The product of such an astounding battle is what traditional healers use to promote overall well-being and health.
Cordyceps are also known as dong zhong chang cao, chongcao, or semitake.
Out of the ashes of death comes an herb that is meant to give vitality — at least to your sex life. Interestingly enough, cordyceps are prescribed by traditional healers to treat sexual dysfunction in both men and women. The mushroom is taken as a general sexual tonic and is said to enhance libido as well as improve performance. For women, regular consumption of the mushroom can stimulate vaginal fluid production, which makes intercourse less painful and more pleasurable. Men, on the other hand, are able to sustain their erections longer.
Other botanical reviews point to cordyceps’ function in fighting off the negative effects associated with excess stress and fatigue. Supposedly, the nutrients in the mushroom fight off free radicals and lessen oxidative damage.

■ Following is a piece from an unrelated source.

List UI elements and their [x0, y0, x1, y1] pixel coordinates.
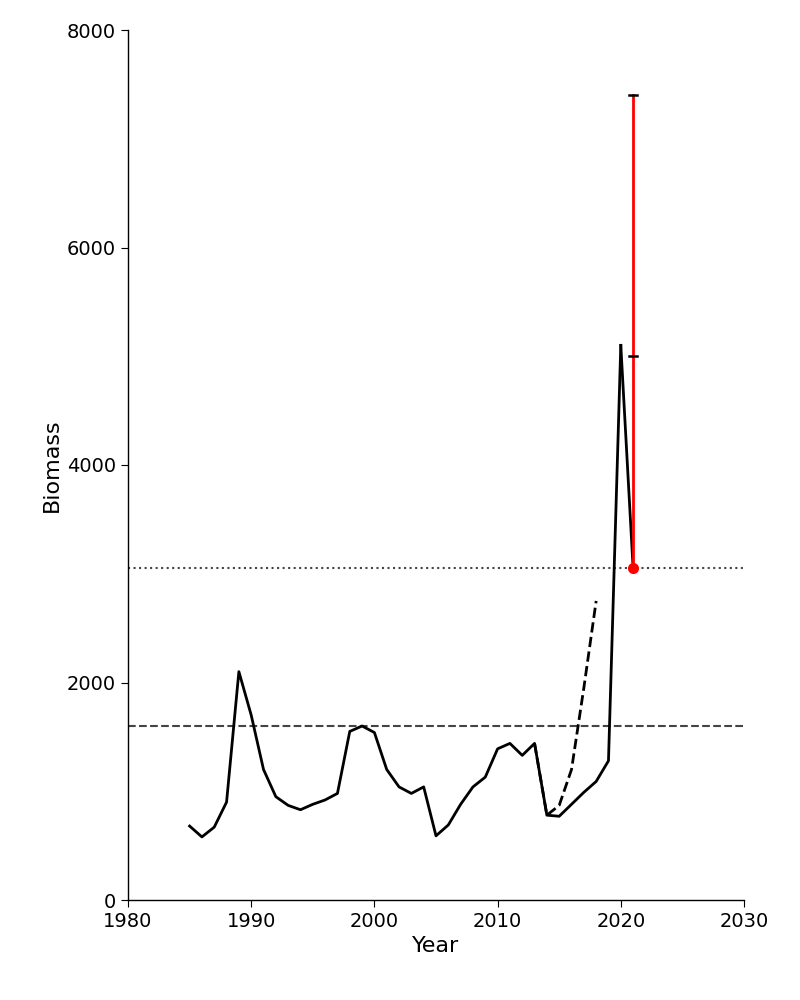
X-axis label: Year: Year — [412, 936, 460, 956]
Y-axis label: Biomass: Biomass — [42, 418, 62, 512]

There is also evidence to suggest that cordyceps prevent conditions linked to inflammation. Few studies have even verified cordyceps’ function in cancer prevention and treatment, although the scientists who conducted these research qualified for more data.
Cordyceps play a useful role in both the male and female reproductive systems. The mushroom has additionally been observed to be crucial in digestive health, helping the kidneys and the bladder maintain proper function.

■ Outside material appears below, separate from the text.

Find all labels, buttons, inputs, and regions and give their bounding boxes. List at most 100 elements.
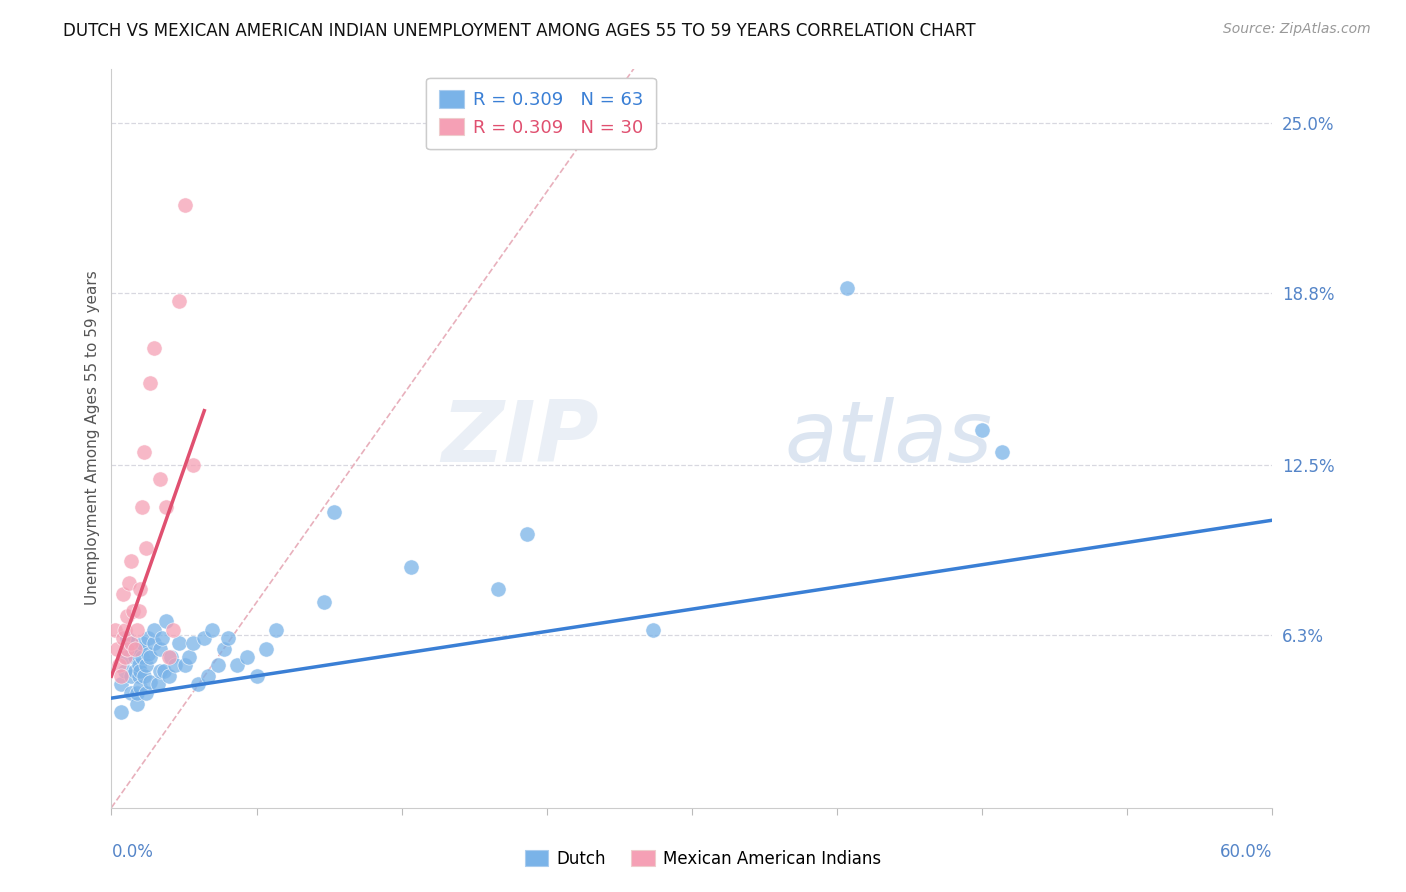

Cordyceps have a mild, mushroom-like flavor and can be used as an alternative to dishes that need a slightly “earthy” flavor and texture. Most local health stores sell the mushroom dried, so try opting for dishes that would need something a little more crunchy. One such recipe involves using the mushroom in a chicken soup.
There are cordyceps tablets available in specialty stores, but these are normally expensive.
Cordyceps are fungus that are used to improve libido, but also serve as great cancer-preventive and immune-boosting agents.